In a recent correspondence published in The New England Journal of Medicine, a group of researchers led by David Baidal, M.D. followed a 43-year-old woman with type 1 diabetes mellitus who underwent islet transplantation. The patient received islet transplantation onto the omentum via laparoscopic route. Immunosuppressive therapy with mycophenolate sodium and tacrolimus was provided to prevent transplant rejection. Tacrolimus was replaced with sirolimus 8 months post-transplantation due to reported hair loss. The patient was also advised to exercise regularly and maintain a low-carbohydrate diet after transplantation. Capillary blood glucose levels, glycated hemoglobin levels, and beta and BETA-2 scores (measure of β cell function, with higher scores indicating better function) were monitored accordingly.

Follow-up assessments at 75 days, 6 months, and 12 months post-transplantation showed restoration of normal blood glucose levels and exogenous insulin independence.
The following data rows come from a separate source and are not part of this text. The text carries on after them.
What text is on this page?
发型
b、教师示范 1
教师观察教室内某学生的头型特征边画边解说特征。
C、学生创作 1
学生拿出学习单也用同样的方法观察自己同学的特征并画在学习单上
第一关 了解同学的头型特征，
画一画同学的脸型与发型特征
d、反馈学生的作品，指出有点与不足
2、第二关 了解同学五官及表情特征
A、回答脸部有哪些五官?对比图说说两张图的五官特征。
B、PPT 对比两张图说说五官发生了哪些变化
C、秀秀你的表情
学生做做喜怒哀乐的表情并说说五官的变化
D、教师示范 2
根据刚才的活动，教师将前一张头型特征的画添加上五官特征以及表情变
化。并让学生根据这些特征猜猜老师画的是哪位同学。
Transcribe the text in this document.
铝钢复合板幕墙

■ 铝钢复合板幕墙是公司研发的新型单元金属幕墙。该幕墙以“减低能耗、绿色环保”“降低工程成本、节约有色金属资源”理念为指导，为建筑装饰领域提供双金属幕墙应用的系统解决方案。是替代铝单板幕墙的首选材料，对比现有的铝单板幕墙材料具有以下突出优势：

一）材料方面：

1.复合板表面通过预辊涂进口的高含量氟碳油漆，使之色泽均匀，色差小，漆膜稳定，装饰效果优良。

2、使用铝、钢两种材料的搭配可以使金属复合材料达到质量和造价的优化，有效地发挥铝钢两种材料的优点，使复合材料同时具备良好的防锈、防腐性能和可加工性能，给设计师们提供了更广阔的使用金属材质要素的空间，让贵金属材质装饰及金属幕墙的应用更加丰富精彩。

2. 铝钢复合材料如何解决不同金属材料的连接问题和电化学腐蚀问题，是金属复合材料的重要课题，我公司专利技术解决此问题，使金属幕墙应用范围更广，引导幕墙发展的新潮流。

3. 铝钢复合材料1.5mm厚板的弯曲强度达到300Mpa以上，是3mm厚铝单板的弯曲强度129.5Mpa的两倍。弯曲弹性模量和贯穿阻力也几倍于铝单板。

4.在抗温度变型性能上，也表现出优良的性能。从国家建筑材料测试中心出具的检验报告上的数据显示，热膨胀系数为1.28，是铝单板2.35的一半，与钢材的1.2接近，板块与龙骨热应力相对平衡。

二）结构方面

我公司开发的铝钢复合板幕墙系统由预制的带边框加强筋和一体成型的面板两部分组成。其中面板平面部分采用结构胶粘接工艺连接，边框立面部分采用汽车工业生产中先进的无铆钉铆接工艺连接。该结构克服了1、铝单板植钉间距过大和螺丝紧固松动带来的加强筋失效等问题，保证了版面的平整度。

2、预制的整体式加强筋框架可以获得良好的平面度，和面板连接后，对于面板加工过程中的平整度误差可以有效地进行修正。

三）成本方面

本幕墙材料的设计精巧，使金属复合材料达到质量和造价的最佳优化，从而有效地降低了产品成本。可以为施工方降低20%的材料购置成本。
However, insulin secretion decreased and a functional islet decline was observed at 12 months. Researchers attributed this phenomenon to the change in immunosuppressant therapy from tacrolimus to sirolimus. The patient was able to maintain a normal blood glucose level despite the observed decline in function and did not have any episodes of hypoglycemia which required exogenous insulin administration.

In summary, laparoscopic islet transplantation is a promising method for the management of type 1 diabetes mellitus and may reduce dependence to exogenous insulin administration. However, further studies should be done to establish the safety and long-term outcomes of this procedure.